A second set of connective-tissue pulleys, called cruciate pulleys, gives additional support and stability to the tendon sheaths. The term cruciate means cross, and you can see by their structure where they get their name (Figure 1). The cruciate pulleys are much smaller than the annular pulleys. There are three cruciate pulleys, designated as C1, C2, and C3. Their role for improving the flexor tendon's angle of pull is not as great, so if they are damaged, finger movement is not impaired as much as with the annular pulleys.
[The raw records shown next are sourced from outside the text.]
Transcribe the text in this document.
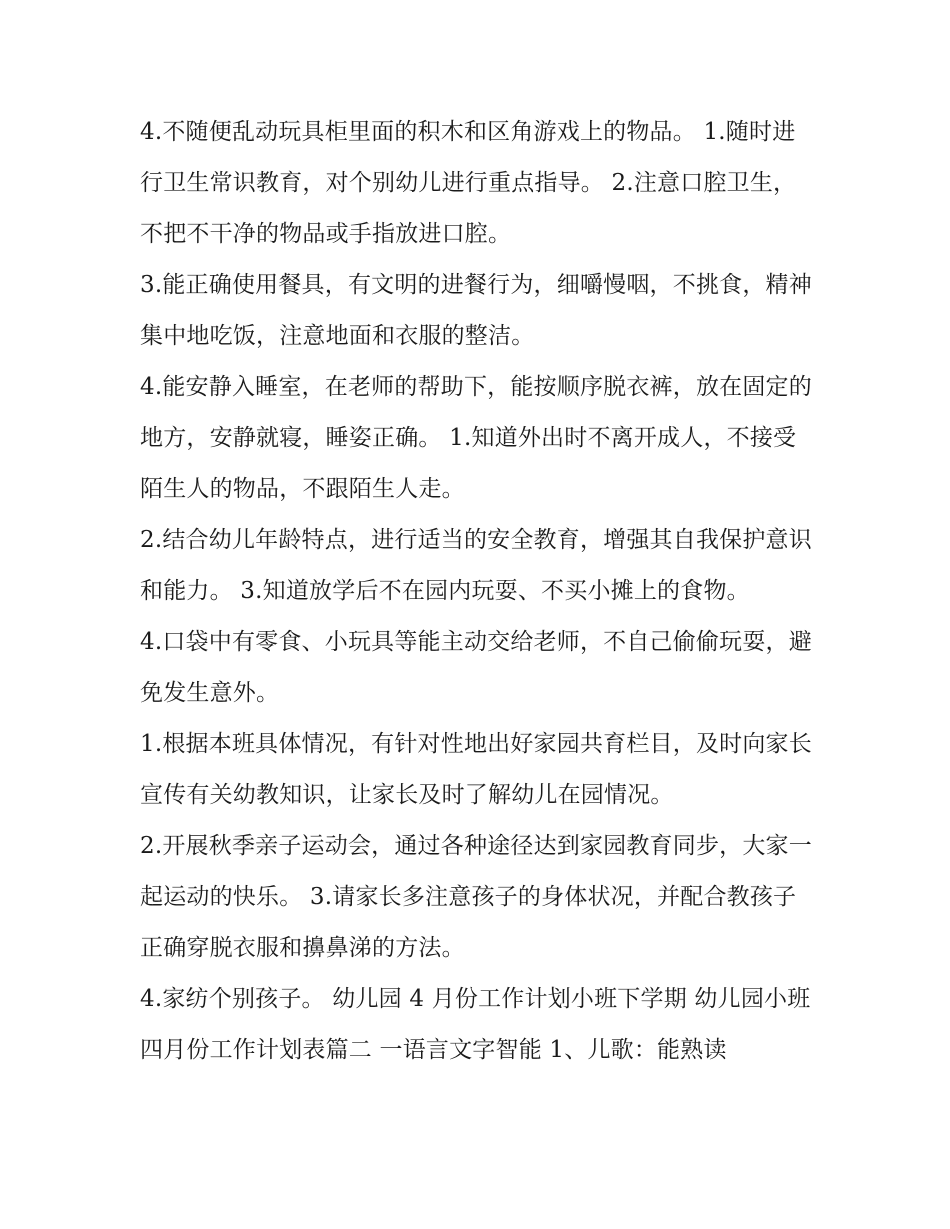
4.不随便乱动玩具柜里面的积木和区角游戏上的物品。 1.随时进行卫生常识教育，对个别幼儿进行重点指导。 2.注意口腔卫生，不把不干净的物品或手指放进口腔。

3.能正确使用餐具，有文明的进餐行为，细嚼慢咽，不挑食，精神集中地吃饭，注意地面和衣服的整洁。

4.能安静入睡室，在老师的帮助下，能按顺序脱衣裤，放在固定的地方，安静就寝，睡姿正确。 1.知道外出时不离开成人，不接受陌生人的物品，不跟陌生人走。

2.结合幼儿年龄特点，进行适当的安全教育，增强其自我保护意识和能力。 3.知道放学后不在园内玩耍、不买小摊上的食物。

4.口袋中有零食、小玩具等能主动交给老师，不自己偷偷玩耍，避免发生意外。

1.根据本班具体情况，有针对性地出好家园共育栏目，及时向家长宣传有关幼教知识，让家长及时了解幼儿在园情况。

2.开展秋季亲子运动会，通过各种途径达到家园教育同步，大家一起运动的快乐。 3.请家长多注意孩子的身体状况，并配合教孩子正确穿脱衣服和擤鼻涕的方法。

4.家纺个别孩子。 幼儿园 4 月份工作计划小班下学期 幼儿园小班四月份工作计划表篇二 一语言文字智能 1、儿歌：能熟读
The annular pulleys may be damaged from an acute injury or from various degenerative conditions in the fingers. An example of the detrimental effect of rupture of the annular pulleys is shown in Figure 3. In this image, the A3 pulley has been completely ruptured and there is a partial rupture to the A2 pulley. As a result, the tendon is pulled away from the PIP joint, in what is referred to as a bowstringing effect. With the tendon pulled away from the PIP joint, its power is reduced and it is no longer able to produce normal range of motion. As a result, the hand is significantly weaker in gripping activities.
Stenosing tenosynovitis, also called trigger finger, is another disorder involving the flexor pulleys. In this condition, a fibrous nodule develops on the tendon near the edge of the tendon sheath. The nodule prevents the tendon from freely gliding in and out of the surrounding synovial sheath. Stenosing tenosynovitis is usually a problem with the tendon sheath, but in some cases, the nodule on the tendon catches on the edge of the flexor pulleys. If this is the case, the offending flexor pulley can be surgically cut to allow the tendon greater freedom of movement. However, if the pulley has been cut, that flexor tendon is less efficient, so the benefits of this procedure need to be weighed against the potential drawbacks.
While massage practitioners may not see a large number of clients with flexor pulley dysfunctions, there is still great value in understanding these details of hand mechanics. After all, the hand is our primary tool that we use in our work as soft-tissue therapists, and we need to keep it in good condition. Overuse problems may affect our ability to keep working, and physical injury is one of the primary reasons people leave this profession. Understanding more about proper mechanics helps keep you in better condition.